A later scene involves exploring a magician’s study. This particular magician is a collector of magical items, and I had fun thinking of objects to present from different tales. The magician has traditional things like Snow White’s apple, walnuts from the tale of “Donkeyskin,” and a golden apple from Greek mythology. I also couldn’t resist a teacup with a chip in the rim!
Besides connections to fairy tales, I like connecting my various novels. Each book in the series can be read independently, but readers of multiple books will spot connections. This one links most closely to The Storyteller and Her Sisters. The princesses in that tale must free twelve princes from a curse, and Lioness is set in the princes’ country, in pre-curse days. Prince Dastan, the love interest in Storyteller, appears as a child in Lioness.
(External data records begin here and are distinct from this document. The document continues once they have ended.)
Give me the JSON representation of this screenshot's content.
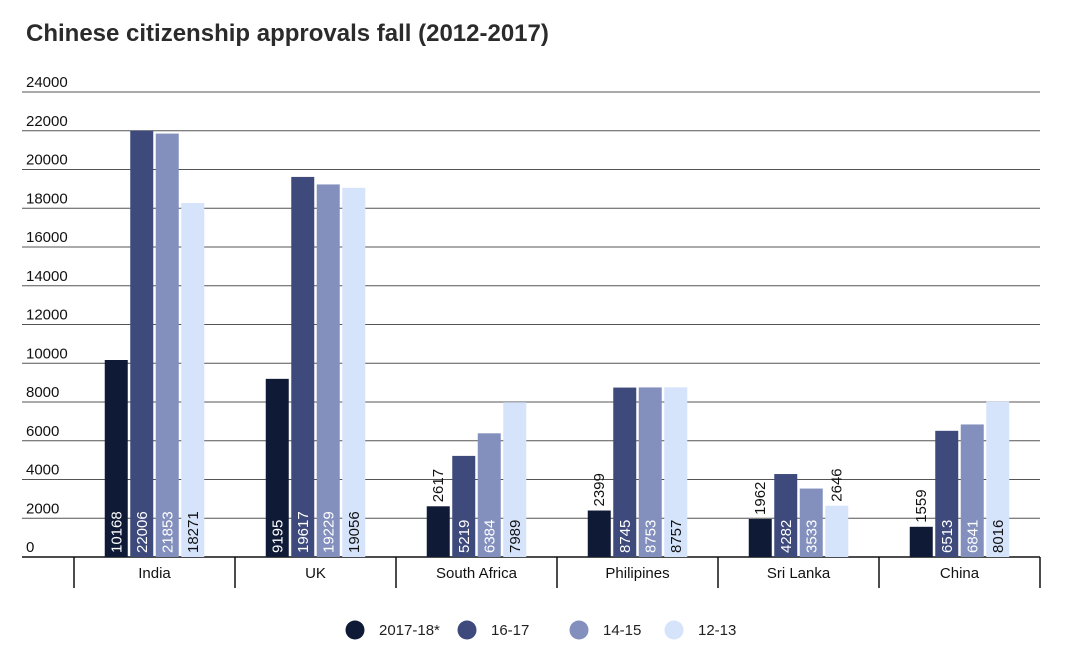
{
  "chart_data": {
    "type": "bar",
    "title": "Chinese citizenship approvals fall (2012-2017)",
    "xlabel": "",
    "ylabel": "",
    "ylim": [
      0,
      24000
    ],
    "yticks": [
      0,
      2000,
      4000,
      6000,
      8000,
      10000,
      12000,
      14000,
      16000,
      18000,
      20000,
      22000,
      24000
    ],
    "categories": [
      "India",
      "UK",
      "South Africa",
      "Philipines",
      "Sri Lanka",
      "China"
    ],
    "series": [
      {
        "name": "2017-18*",
        "color": "#0f1a36",
        "label_color": "#ffffff",
        "values": [
          10168,
          9195,
          2617,
          2399,
          1962,
          1559
        ]
      },
      {
        "name": "16-17",
        "color": "#3e4a7c",
        "label_color": "#ffffff",
        "values": [
          22006,
          19617,
          5219,
          8745,
          4282,
          6513
        ]
      },
      {
        "name": "14-15",
        "color": "#8390bd",
        "label_color": "#ffffff",
        "values": [
          21853,
          19229,
          6384,
          8753,
          3533,
          6841
        ]
      },
      {
        "name": "12-13",
        "color": "#d6e4fb",
        "label_color": "#111111",
        "values": [
          18271,
          19056,
          7989,
          8757,
          2646,
          8016
        ]
      }
    ],
    "grid": true,
    "legend_position": "bottom-center"
  }
}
Magical knitting is a major theme in this book that has not directly appeared in the others—but there is a small link. I added an extra detail at the last possible moment when I was doing final edits for Storyteller. That book came out October, 2014, a month before I started writing Lioness, but I was already working out the magic system. I was just barely in time to include a new detail where Dastan gives my heroine a scarf, dyed a special color that is a trade secret in their country. Lioness reveals what that scarf and color mean magically, for readers who go back to compare the details.
I also had to sneak in another character—Sam Jones is a personal favorite character of mine, who has made appearances in every novel I’ve written, including the unpublished ones I wrote in high school. He’s always earnest, well-meaning and deeply clumsy. He already appeared in the other books in this series, and with this one set significantly earlier he can’t really be the same person…so we have to assume that the Sam in this book is an ancestor of the other one. But really, they’re all Sam, and I was particularly pleased to be able to give him a nice moment highlighting his best qualities.
I hope readers will enjoy looking for the connections in the story—and I haven’t given away every secret about characters or references that may turn up!
Thank you so much Cheryl for another great post. I loved your previous books and I can’t wait to read your new one:
The Lioness and the Spellspinners
Forrest can’t fathom this prickly, knife-wielding girl who so unceremoniously turns up in his family’s barn one morning. His life has never been this exciting. Karina can’t make herself trust the strangely hospitable villagers on this island she’s now stuck on, and when they claim they can knit spells into their garments, that doesn’t help. She knows magic exists, but that’s just ridiculous.
And no one can understand why the chickens have suddenly started laying gilded eggs, or why the horse is talking in rhyming couplets.
When the inexplicable magic goes from mere bad poetry to actual threats, when dancing becomes dangerous and the wrong thought could cause disaster, the only answers are in the past Karina is fleeing—and the only way to survive is for the knife-wielder to trust the spellspinner.
Have you read any of Cheryl’s wonderful books? Are you looking forward to reading her new one?